Mas cabe reconher que há uma beleza própria de cada idade,
um charme que nasce da existência feita de luta e trabalho, que deixaram marcas
na expressão “corporal” do ser humano. Não há photoshop ou fotografia camuflada que substitua a beleza
rude de um rosto de um trabalhador(a), talhado(a) pela dureza da vida e com traços
faciais moldados(as) pelo sofrimento. A luta de tantas mulheres trabalhadoras, nas
cidades, no campo e nas fábricas deixou em seus corpos um
outro tipo de beleza, não raro, com uma expressão de grande força e
energia. Falam da vida real e não da artificial e construída. As fotos
trabalhadas dos ícones da beleza convencional, são quase todos moldados, por
tipos de beleza da moda e mal disfarçam a artificialidade da figura e a vaidade
fria que aí se revela.
Tais pessoas são vítimas de uma cultura ou um estilo de viver que não cultiva o
cuidado próprio de cada fase da vida, com sua beleza e irradiação do espírito, mas também
com as marcas de uma vida vivida que deixou estampada no rosto e no corpo as
lutas, os sofrimentos, as superações.

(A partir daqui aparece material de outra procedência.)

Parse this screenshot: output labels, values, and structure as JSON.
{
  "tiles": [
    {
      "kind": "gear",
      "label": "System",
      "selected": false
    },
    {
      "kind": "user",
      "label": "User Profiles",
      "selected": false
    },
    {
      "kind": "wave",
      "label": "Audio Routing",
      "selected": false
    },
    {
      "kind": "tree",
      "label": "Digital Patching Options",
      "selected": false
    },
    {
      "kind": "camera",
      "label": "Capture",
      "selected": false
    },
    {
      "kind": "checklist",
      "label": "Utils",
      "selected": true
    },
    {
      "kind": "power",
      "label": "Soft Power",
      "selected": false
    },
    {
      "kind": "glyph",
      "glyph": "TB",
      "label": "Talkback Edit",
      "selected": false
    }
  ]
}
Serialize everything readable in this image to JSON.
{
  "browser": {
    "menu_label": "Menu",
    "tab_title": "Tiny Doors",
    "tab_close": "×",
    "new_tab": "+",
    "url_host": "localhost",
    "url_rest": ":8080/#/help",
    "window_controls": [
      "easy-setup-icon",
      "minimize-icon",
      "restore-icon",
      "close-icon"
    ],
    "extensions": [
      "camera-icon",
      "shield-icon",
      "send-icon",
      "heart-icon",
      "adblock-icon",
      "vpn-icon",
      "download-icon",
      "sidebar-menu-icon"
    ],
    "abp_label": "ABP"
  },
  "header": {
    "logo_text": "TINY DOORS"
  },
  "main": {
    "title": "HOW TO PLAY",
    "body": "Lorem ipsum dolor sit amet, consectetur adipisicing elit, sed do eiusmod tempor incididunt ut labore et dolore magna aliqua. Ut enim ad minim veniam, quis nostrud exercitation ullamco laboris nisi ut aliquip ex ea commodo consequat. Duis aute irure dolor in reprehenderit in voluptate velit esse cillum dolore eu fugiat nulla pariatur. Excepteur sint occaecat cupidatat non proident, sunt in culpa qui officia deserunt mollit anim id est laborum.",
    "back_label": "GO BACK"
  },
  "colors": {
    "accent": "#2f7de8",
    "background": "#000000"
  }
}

Tais marcas criam uma beleza singular e
uma irradiação específica, ao invés de engessar as pessoas num tipo de perfil
de um passado irrecuperável.
Positivamente, cuidamos do corpo regressando à
natureza e à Terra das quais, há séculos, nos havíamos exilado ou afastado,
imbuídos de uma atitude de sinergia e de comunhão com todas as coisas. Isso
significa estabelecer uma relação, de amor, de biofilia e de
sensibilidade para com os animais, as flores, as plantas, os climas, as
paisagens e para com a Terra. Quando esta é mostrada a partir do espaço
exterior, com essas belas imagens do globo terrestre, transmitidas pelos grandes
telescópios ou pelas naves espaciais, irrompe em nós um sentido de reverência,
de respeito e de amor à nossa Grande Mãe, de cujo útero todos viemos.
Ela é
pequena, no espaço cósmico já envelhecida, mas irradiante, irreverente, viva.
Talvez
o desafio maior para a mulher-corpo ou o homem-corpo consiste em ter
um equilíbrio entre a auto-afirmação, sem cair na arrogância e no
menosprezo dos
outros e entre a integração no todo maior, da família, da comunidade, do
grupo
de trabalho e da sociedade, sem deixar-se massificar e cair no aceitar
sem a mínima noção do que acontece. A busca deste equilíbrio não se
resolve uma vez por todas, mas deve
ser assumido no dia-a-dia, pois, ele nos é cobrado a cada momento.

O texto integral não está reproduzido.